Halloween party ideas 2015

Kelompok Belajar Perempuan Papua di Yogyakarta, sesuai gilir berdiskusi dari asrama ke asrama (Mahasiswa Papua) lain, kali ini mereka di Asrama Komunitas Mahasiswa dan Pelajar Aplim Apom (KOMAPO) asal Kabupaten Pegunungan Bintang,  Selasa 27 September 2016.

Kolektifitas ini sering di namai dengan sebutan PPY, yakni Perempuan Papua Yogyakarta. Terkadang juga di sebut kelompok Anggrek Hitam.
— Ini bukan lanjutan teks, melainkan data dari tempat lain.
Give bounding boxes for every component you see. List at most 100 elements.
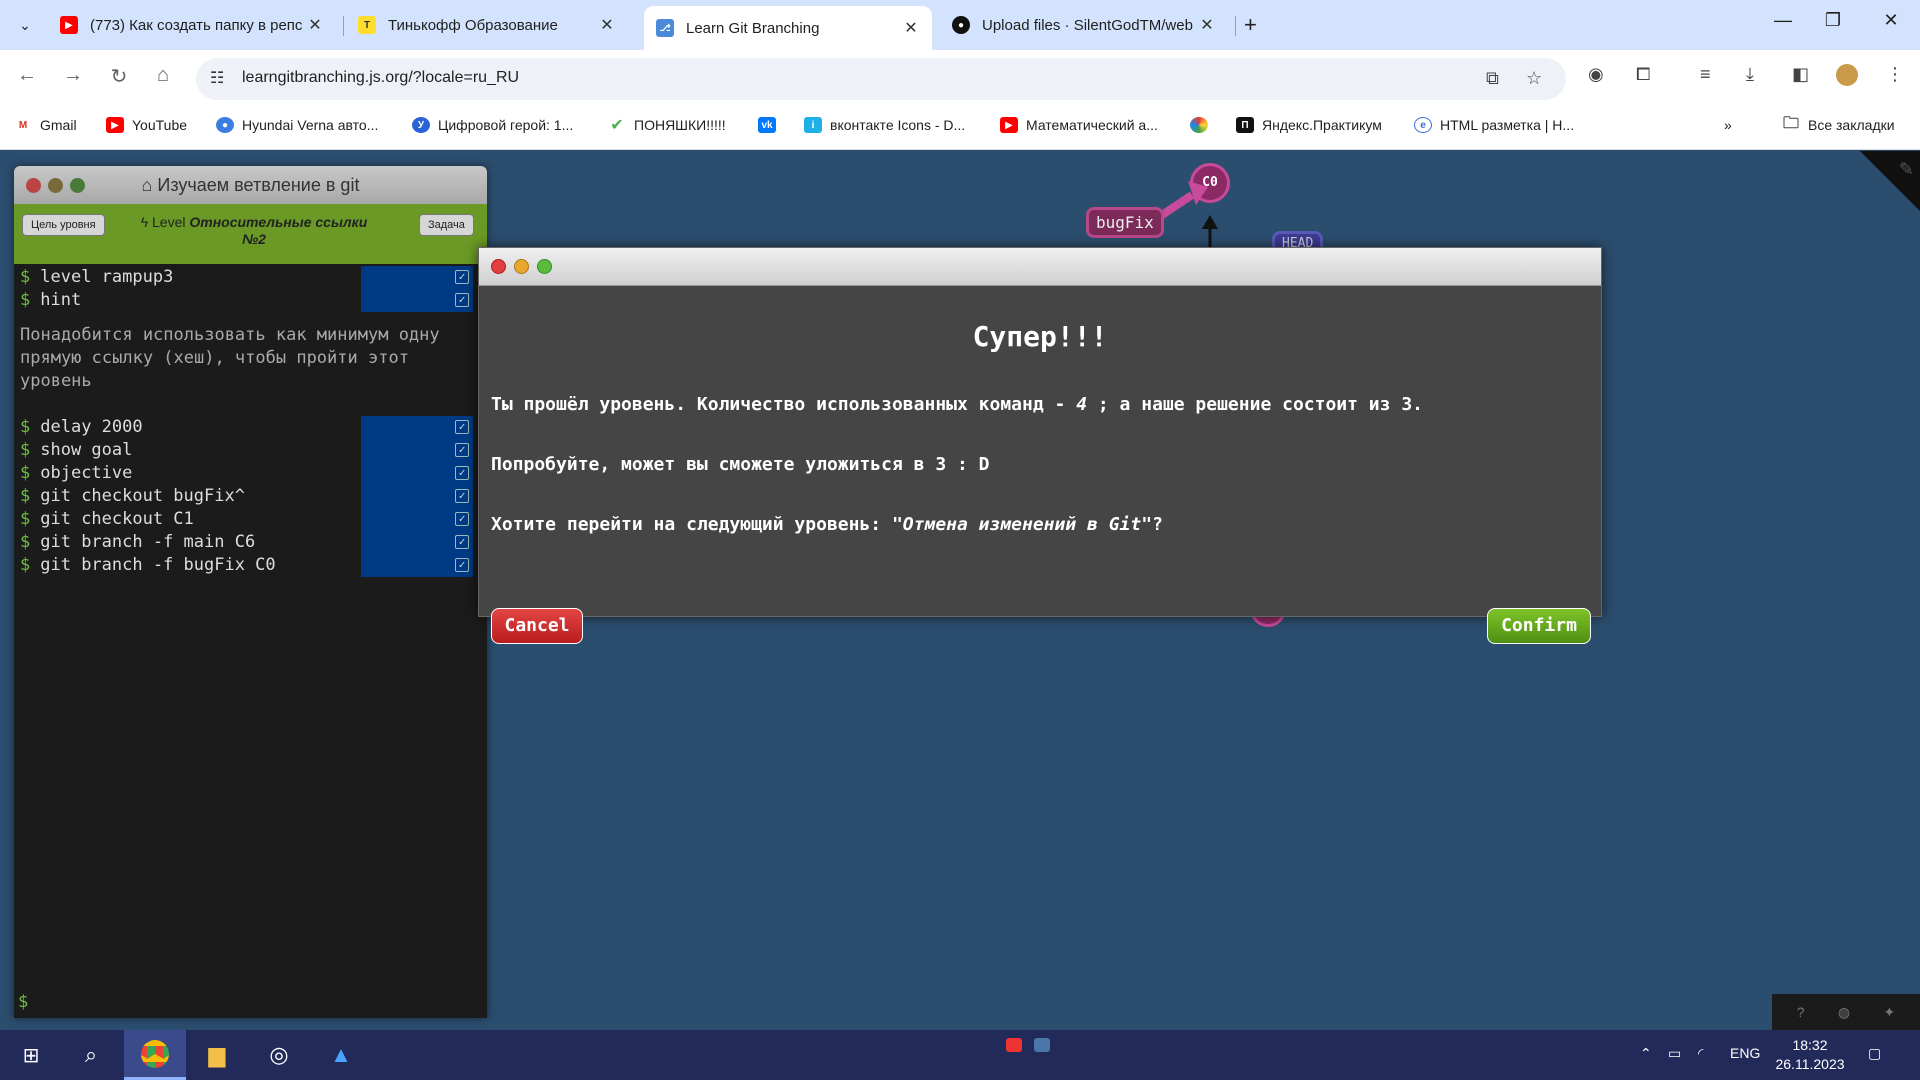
- home-icon: ⌂: [156, 64, 170, 86]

PPY di dorong dengan semangat belajar, kemudian dibuat komunitas belajar bersama ini di jalankan sejak beberapa waktu lalu. Ada pun beberapa diskusi yang telah di buat dan masih berlanjut dengan beragam isu seputar tanah Papua. 


Nah, kali ini, PPY duduk diskusikan persoalan konkrit yang ada di Papua, khusunya di Pegunungan Bintang (Baca: Pegub), yakni terkait Kesehatan dan Pendidikan yang sangat memprihatinkan sampai saat ini.

Menariknya, PPY selalu membuka setiap diskusi (sama seperti diskusi sebelumnya) dengan Pemutaran film dokumenter tentang Papua. Sumbernya mereka dapat mendownload di youtube, juga di dokumen laptop kawan-kawan papua lainnya.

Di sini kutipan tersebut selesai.